CREATE TABLE `shop_award` (
    `website_id` INT(11) UNSIGNED NOT NULL,
    `created_at` DATETIME NOT NULL,
    `created_by` INT(11) UNSIGNED NOT NULL,
    `updated_at` DATETIME NOT NULL,
    `updated_by` INT(11) UNSIGNED NOT NULL,
    PRIMARY KEY (`id`),

Additional information:
MySQL version: 5.7.15-0ubuntu0.16.04.1

According to a comment, the problem has to be with import and disabling the check for foreign keys. But I am not sure yet that is the case, as I have always exported a db, and imported it again without actually modifying the SQL code. And the source DB is apparently ok, while the new DB has the problem (which I discover weeks later).

I am glad I got no response like "this stuff just happens from time to time". But still have to figure out why it happens, I suppose it has to be when an export & import is being done, but I never edit the export. Still it's the only moment when FOREIGN_KEY_CHECKS is disabled.

No change of collation or character set during the import. I am not the only person able to edit the tables, but the chance that someone else changed that is very small. It has happened to me like 4 times in the past 6 months, and I have imported/exported about 100 db's in that time. This time, the tables involved and the project involved it is IMHO below 1% chance that someone else caused it.

  • 2
    export & import ... Importing into tables with foreign keys carries an implicit assumption that You Know Exactly What You're Doingᵀᴹ. Your exported scripts almost certainly temporarily SET FOREIGN_KEY_CHECKS = 0; so that you don't have to deal with ordered (or circular) dependencies or the increased restoration times that foreign key checking would cause. If you manipulate the exported data before importing, and thereby invalidate it then yes MySQL assumes the foreign keys are all valid and happily imports them without verification, because the script asked. Could this be related?
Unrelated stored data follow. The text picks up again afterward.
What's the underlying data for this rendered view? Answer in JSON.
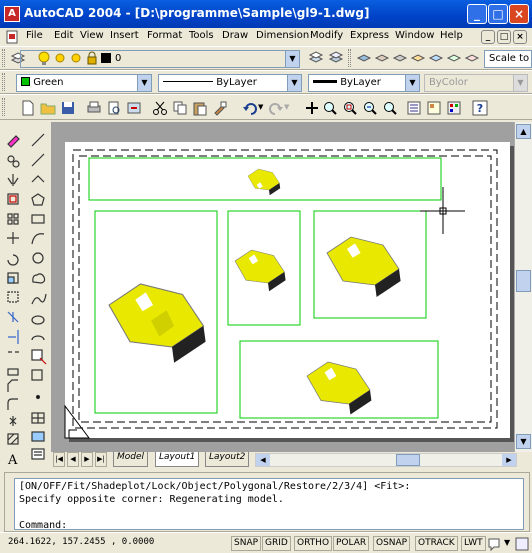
{
  "window": {
    "title": "AutoCAD 2004 - [D:\\programme\\Sample\\gl9-1.dwg]",
    "app_icon_letter": "A"
  },
  "window_controls": {
    "minimize": "_",
    "maximize": "□",
    "close": "×"
  },
  "document_controls": {
    "minimize": "_",
    "maximize": "□",
    "close": "×"
  },
  "menu": [
    "File",
    "Edit",
    "View",
    "Insert",
    "Format",
    "Tools",
    "Draw",
    "Dimension",
    "Modify",
    "Express",
    "Window",
    "Help"
  ],
  "layer": {
    "current": "0",
    "scale_placeholder": "Scale to fit"
  },
  "properties": {
    "color": "Green",
    "linetype": "ByLayer",
    "lineweight": "ByLayer",
    "plotstyle": "ByColor"
  },
  "layout_tabs": [
    "Model",
    "Layout1",
    "Layout2"
  ],
  "active_tab": "Model",
  "command_lines": [
    "[ON/OFF/Fit/Shadeplot/Lock/Object/Polygonal/Restore/2/3/4] <Fit>:",
    "Specify opposite corner: Regenerating model.",
    "",
    "Command:"
  ],
  "status": {
    "coordinates": "264.1622, 157.2455 , 0.0000",
    "toggles": [
      "SNAP",
      "GRID",
      "ORTHO",
      "POLAR",
      "OSNAP",
      "OTRACK",
      "LWT"
    ]
  },
  "colors": {
    "title_bar": "#0a5fe0",
    "viewport_border": "#00cc00",
    "model_fill": "#e8e800",
    "color_swatch": "#00c000"
  }
}
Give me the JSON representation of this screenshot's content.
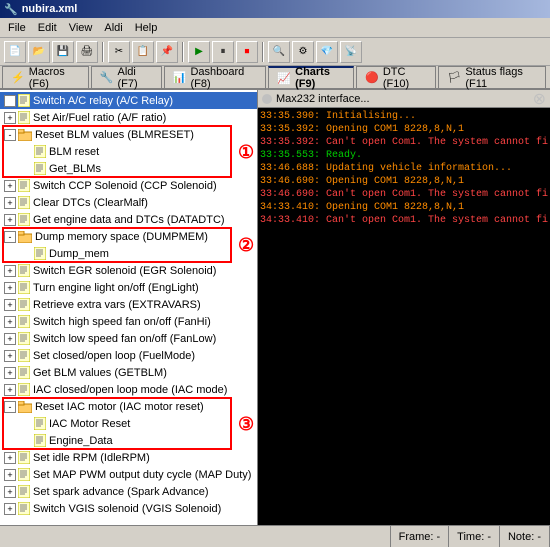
{
  "window": {
    "title": "nubira.xml"
  },
  "menu": {
    "items": [
      "File",
      "Edit",
      "View",
      "Aldi",
      "Help"
    ]
  },
  "tabs": [
    {
      "id": "macros",
      "label": "Macros (F6)",
      "icon": "⚡",
      "active": false
    },
    {
      "id": "aldi",
      "label": "Aldi (F7)",
      "icon": "🔧",
      "active": false
    },
    {
      "id": "dashboard",
      "label": "Dashboard (F8)",
      "icon": "📊",
      "active": false
    },
    {
      "id": "charts",
      "label": "Charts (F9)",
      "icon": "📈",
      "active": false
    },
    {
      "id": "dtc",
      "label": "DTC (F10)",
      "icon": "🔴",
      "active": false
    },
    {
      "id": "status",
      "label": "Status flags (F11",
      "icon": "🏳",
      "active": false
    }
  ],
  "tree": {
    "items": [
      {
        "id": 1,
        "level": 0,
        "expand": "+",
        "type": "script",
        "label": "Switch A/C relay (A/C Relay)",
        "selected": true,
        "group": null
      },
      {
        "id": 2,
        "level": 0,
        "expand": "+",
        "type": "script",
        "label": "Set Air/Fuel ratio (A/F ratio)",
        "selected": false,
        "group": null
      },
      {
        "id": 3,
        "level": 0,
        "expand": "-",
        "type": "folder",
        "label": "Reset BLM values (BLMRESET)",
        "selected": false,
        "group": 1,
        "groupStart": true
      },
      {
        "id": 4,
        "level": 1,
        "expand": null,
        "type": "script",
        "label": "BLM reset",
        "selected": false,
        "group": 1
      },
      {
        "id": 5,
        "level": 1,
        "expand": null,
        "type": "script",
        "label": "Get_BLMs",
        "selected": false,
        "group": 1,
        "groupEnd": true
      },
      {
        "id": 6,
        "level": 0,
        "expand": "+",
        "type": "script",
        "label": "Switch CCP Solenoid (CCP Solenoid)",
        "selected": false
      },
      {
        "id": 7,
        "level": 0,
        "expand": "+",
        "type": "script",
        "label": "Clear DTCs (ClearMalf)",
        "selected": false
      },
      {
        "id": 8,
        "level": 0,
        "expand": "+",
        "type": "script",
        "label": "Get engine data and DTCs (DATADTC)",
        "selected": false
      },
      {
        "id": 9,
        "level": 0,
        "expand": "-",
        "type": "folder",
        "label": "Dump memory space (DUMPMEM)",
        "selected": false,
        "group": 2,
        "groupStart": true
      },
      {
        "id": 10,
        "level": 1,
        "expand": null,
        "type": "script",
        "label": "Dump_mem",
        "selected": false,
        "group": 2,
        "groupEnd": true
      },
      {
        "id": 11,
        "level": 0,
        "expand": "+",
        "type": "script",
        "label": "Switch EGR solenoid (EGR Solenoid)",
        "selected": false
      },
      {
        "id": 12,
        "level": 0,
        "expand": "+",
        "type": "script",
        "label": "Turn engine light on/off (EngLight)",
        "selected": false
      },
      {
        "id": 13,
        "level": 0,
        "expand": "+",
        "type": "script",
        "label": "Retrieve extra vars (EXTRAVARS)",
        "selected": false
      },
      {
        "id": 14,
        "level": 0,
        "expand": "+",
        "type": "script",
        "label": "Switch high speed fan on/off (FanHi)",
        "selected": false
      },
      {
        "id": 15,
        "level": 0,
        "expand": "+",
        "type": "script",
        "label": "Switch low speed fan on/off (FanLow)",
        "selected": false
      },
      {
        "id": 16,
        "level": 0,
        "expand": "+",
        "type": "script",
        "label": "Set closed/open loop (FuelMode)",
        "selected": false
      },
      {
        "id": 17,
        "level": 0,
        "expand": "+",
        "type": "script",
        "label": "Get BLM values (GETBLM)",
        "selected": false
      },
      {
        "id": 18,
        "level": 0,
        "expand": "+",
        "type": "script",
        "label": "IAC closed/open loop mode (IAC mode)",
        "selected": false
      },
      {
        "id": 19,
        "level": 0,
        "expand": "-",
        "type": "folder",
        "label": "Reset IAC motor (IAC motor reset)",
        "selected": false,
        "group": 3,
        "groupStart": true
      },
      {
        "id": 20,
        "level": 1,
        "expand": null,
        "type": "script",
        "label": "IAC Motor Reset",
        "selected": false,
        "group": 3
      },
      {
        "id": 21,
        "level": 1,
        "expand": null,
        "type": "script",
        "label": "Engine_Data",
        "selected": false,
        "group": 3,
        "groupEnd": true
      },
      {
        "id": 22,
        "level": 0,
        "expand": "+",
        "type": "script",
        "label": "Set idle RPM (IdleRPM)",
        "selected": false
      },
      {
        "id": 23,
        "level": 0,
        "expand": "+",
        "type": "script",
        "label": "Set MAP PWM output duty cycle (MAP Duty)",
        "selected": false
      },
      {
        "id": 24,
        "level": 0,
        "expand": "+",
        "type": "script",
        "label": "Set spark advance (Spark Advance)",
        "selected": false
      },
      {
        "id": 25,
        "level": 0,
        "expand": "+",
        "type": "script",
        "label": "Switch VGIS solenoid (VGIS Solenoid)",
        "selected": false
      }
    ]
  },
  "log": {
    "header": "Max232 interface...",
    "lines": [
      {
        "type": "orange",
        "text": "33:35.390: Initialising..."
      },
      {
        "type": "orange",
        "text": "33:35.392: Opening COM1 8228,8,N,1"
      },
      {
        "type": "red",
        "text": "33:35.392: Can't open Com1. The system cannot fi"
      },
      {
        "type": "green",
        "text": "33:35.553: Ready."
      },
      {
        "type": "orange",
        "text": "33:46.688: Updating vehicle information..."
      },
      {
        "type": "orange",
        "text": "33:46.690: Opening COM1 8228,8,N,1"
      },
      {
        "type": "red",
        "text": "33:46.690: Can't open Com1. The system cannot fi"
      },
      {
        "type": "orange",
        "text": "34:33.410: Opening COM1 8228,8,N,1"
      },
      {
        "type": "red",
        "text": "34:33.410: Can't open Com1. The system cannot fi"
      }
    ]
  },
  "statusbar": {
    "frame_label": "Frame: -",
    "time_label": "Time: -",
    "note_label": "Note: -"
  },
  "groups": [
    {
      "number": "①",
      "label": "1"
    },
    {
      "number": "②",
      "label": "2"
    },
    {
      "number": "③",
      "label": "3"
    }
  ]
}
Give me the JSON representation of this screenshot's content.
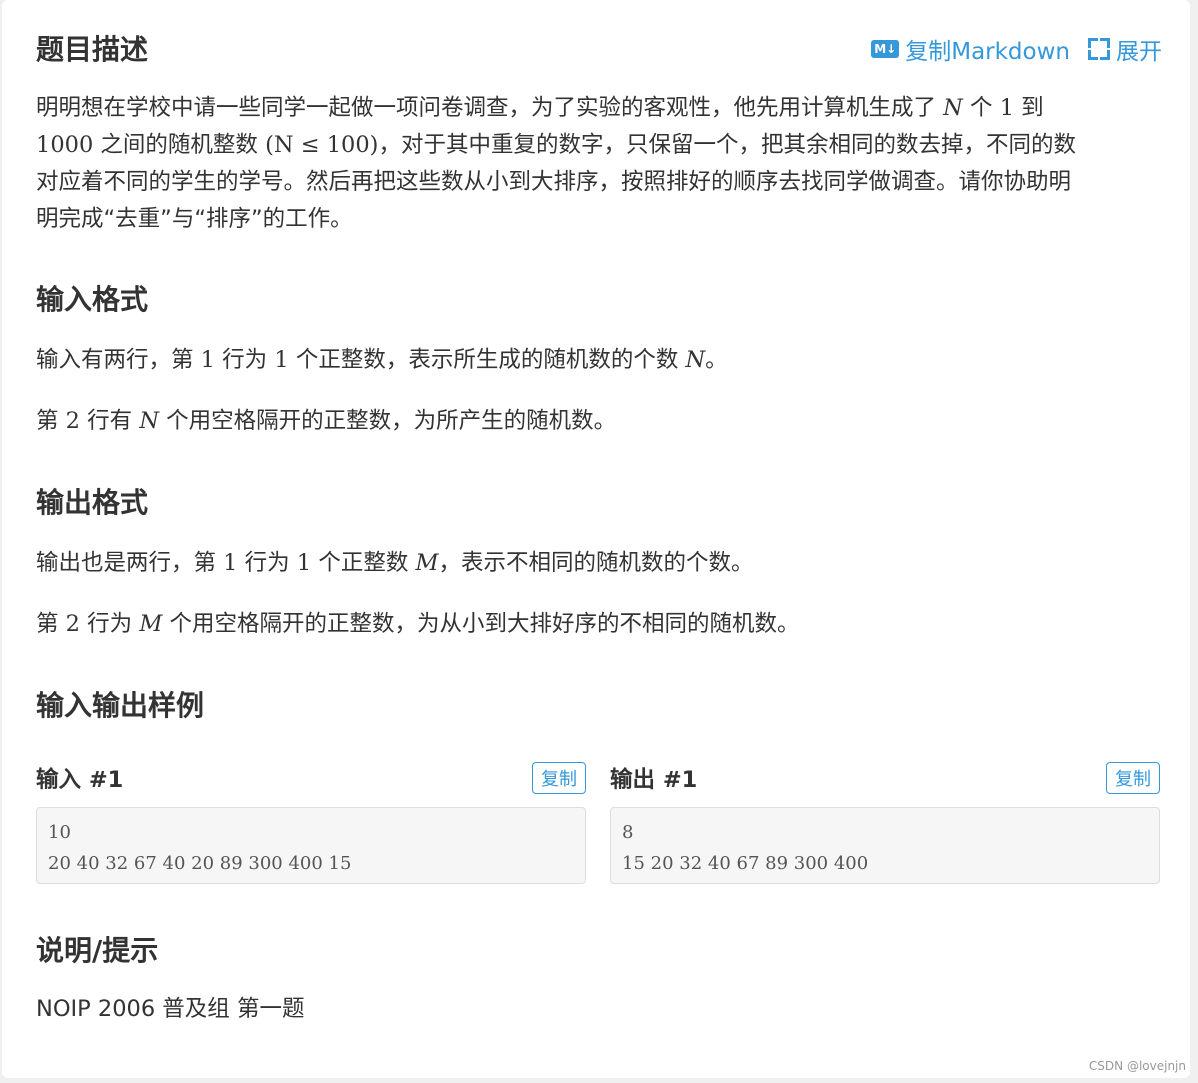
{
  "header": {
    "title": "题目描述",
    "copy_markdown": "复制Markdown",
    "expand": "展开",
    "md_icon_text": "M↓"
  },
  "description": {
    "l1a": "明明想在学校中请一些同学一起做一项问卷调查，为了实验的客观性，他先用计算机生成了",
    "N": "N",
    "l1b": "个",
    "one": "1",
    "l1c": "到",
    "thousand": "1000",
    "l2a": "之间的随机整数",
    "cond": "(N ≤ 100)",
    "l2b": "，对于其中重复的数字，只保留一个，把其余相同的数去掉，不同的数",
    "l3": "对应着不同的学生的学号。然后再把这些数从小到大排序，按照排好的顺序去找同学做调查。请你协助明",
    "l4": "明完成“去重”与“排序”的工作。"
  },
  "input_format": {
    "title": "输入格式",
    "p1a": "输入有两行，第",
    "p1n1": "1",
    "p1b": "行为",
    "p1n2": "1",
    "p1c": "个正整数，表示所生成的随机数的个数",
    "p1var": "N",
    "p1d": "。",
    "p2a": "第",
    "p2n": "2",
    "p2b": "行有",
    "p2var": "N",
    "p2c": "个用空格隔开的正整数，为所产生的随机数。"
  },
  "output_format": {
    "title": "输出格式",
    "p1a": "输出也是两行，第",
    "p1n1": "1",
    "p1b": "行为",
    "p1n2": "1",
    "p1c": "个正整数",
    "p1var": "M",
    "p1d": "，表示不相同的随机数的个数。",
    "p2a": "第",
    "p2n": "2",
    "p2b": "行为",
    "p2var": "M",
    "p2c": "个用空格隔开的正整数，为从小到大排好序的不相同的随机数。"
  },
  "samples": {
    "title": "输入输出样例",
    "input_title": "输入 #1",
    "output_title": "输出 #1",
    "copy_label": "复制",
    "input_text": "10\n20 40 32 67 40 20 89 300 400 15",
    "output_text": "8\n15 20 32 40 67 89 300 400"
  },
  "hint": {
    "title": "说明/提示",
    "text": "NOIP 2006 普及组 第一题"
  },
  "watermark": "CSDN @lovejnjn"
}
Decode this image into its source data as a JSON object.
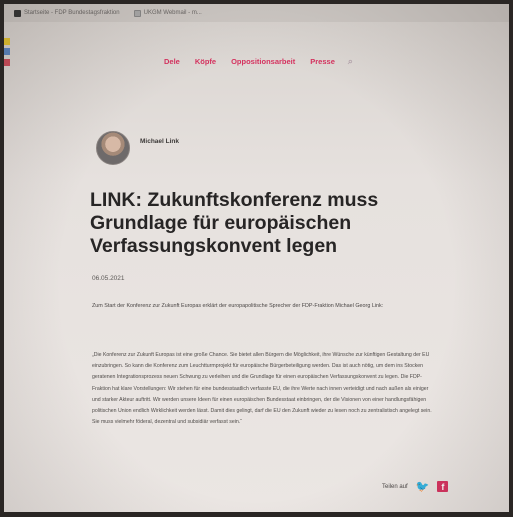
{
  "bookmarks": [
    {
      "label": "Startseite - FDP Bundestagsfraktion"
    },
    {
      "label": "UKGM Webmail - m..."
    }
  ],
  "nav": {
    "items": [
      "Dele",
      "Köpfe",
      "Oppositionsarbeit",
      "Presse"
    ],
    "search_icon": "search-icon"
  },
  "author": {
    "name": "Michael Link"
  },
  "article": {
    "title": "LINK: Zukunftskonferenz muss Grundlage für europäischen Verfassungskonvent legen",
    "date": "06.05.2021",
    "lead": "Zum Start der Konferenz zur Zukunft Europas erklärt der europapolitische Sprecher der FDP-Fraktion Michael Georg Link:",
    "body": "„Die Konferenz zur Zukunft Europas ist eine große Chance. Sie bietet allen Bürgern die Möglichkeit, ihre Wünsche zur künftigen Gestaltung der EU einzubringen. So kann die Konferenz zum Leuchtturmprojekt für europäische Bürgerbeteiligung werden. Das ist auch nötig, um dem ins Stocken geratenen Integrationsprozess neuen Schwung zu verleihen und die Grundlage für einen europäischen Verfassungskonvent zu legen. Die FDP-Fraktion hat klare Vorstellungen: Wir stehen für eine bundesstaatlich verfasste EU, die ihre Werte nach innen verteidigt und nach außen als einiger und starker Akteur auftritt. Wir werden unsere Ideen für einen europäischen Bundesstaat einbringen, der die Visionen von einer handlungsfähigen politischen Union endlich Wirklichkeit werden lässt. Damit dies gelingt, darf die EU den Zukunft wieder zu lesen noch zu zentralistisch angelegt sein. Sie muss vielmehr föderal, dezentral und subsidiär verfasst sein.“"
  },
  "share": {
    "label": "Teilen auf",
    "twitter_glyph": "🐦",
    "facebook_glyph": "f"
  },
  "colors": {
    "accent": "#d6325f",
    "text": "#272525"
  }
}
Oct 24, 2016 at 20:31

1 Answer 1


I have solution to some of your problems

Q) Why does this happen?

A) because invalid or missing values in data-change statements such as INSERT or UPDATE, ...etc

Note disabling FOREIGN_KEY_CHECKS one of the main causes of this violation.

Q) Preventing or workaround There is some restriction you can add to your database, I'm not sure if this practical (DBA should be able to decide)


you can also use the following script https://github.com/michaelirey/mysql-foreign-key-checker to check foreign key problems and fix them.

Regarding rebuild / optimize table this may cause problem, it happened to me once on SQL server. not sure about MySQL.

my bad since the answer is not organized enough, I will try to re-organize it soon.